Parece mentira, pero se cumple ya nada menos que un cuarto de siglo de la prematura, repentina y brutal desaparición del poeta, novelista, ensayista, guionista, dramaturgo, ocasional actor y tardío director de cine Pier Paolo Pasolini, asesinado en una playa en circunstancias nunca satisfactorias o plenamente esclarecidas, aparentemente relacionadas con su homosexualidad pero que, según algunos de sus amigos, sirvieron más bien como una cortina de humo destinada a convertir su muerte en “castigo ejemplar” de sus “viciosas actividades nocturnas” y ocultar así lo que en realidad era un crimen de turbio trasfondo político.
Mucho me temo que, como en los casos célebres de John F. Kennedy y Marilyn Monroe, siempre habrá quien dude de las explicaciones oficiales, sospechosamente poco verosímiles y escasamente convincentes incluso como ficción, a menudo menos plausibles que las indemostrables hipótesis conspiratorias divulgadas por los más escépticos.
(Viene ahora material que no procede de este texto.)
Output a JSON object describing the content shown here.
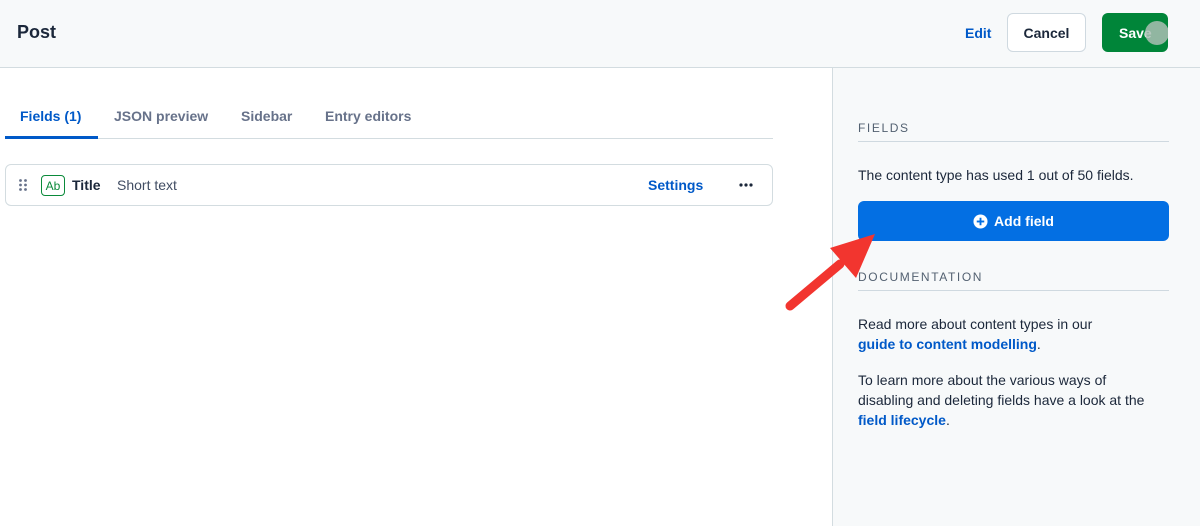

A los que asistimos “en directo” a su fulgurante carrera de obstáculos como director cinematográfico y a su inesperada muerte puede parecernos que fue ayer, pero lo lógico es suponer que para la mayor parte de los jóvenes que hoy se interesen por el cine, Pasolini no sea ya un hombre, sino apenas un nombre, una ficha, una figura histórica ya borrosa, de reputación confusa y ambigua, si no contradictoria, y que las nuevas generaciones le tengan por un cineasta “antiguo”, de la vieja escuela “del cine de autor”.
Cuando a nosotros nos parecía entonces un “moderno” y, si pensamos —como es mi caso— que poco ha progresado el cine desde entonces, como no sea hacia atrás como el cangrejo, todavía lo sigamos considerando como uno de los que más lejos han llevado las fronteras de lo que fue en tiempos el séptimo arte y hoy es apenas el séptimo negocio del sector audiovisual. Es probable que quienes han encontrado su nombre ya seguido de dos fechas (nacimiento y muerte) en las historias y los diccionarios de cine, antes de verlo en los títulos de crédito de una película, incluso si han conseguido después ver parte de su filmografía, y es de temer que no en una pantalla de gran tamaño (como merece), no acierten a imaginarse lo revulsivo, provocador y polémico que resultó en vida.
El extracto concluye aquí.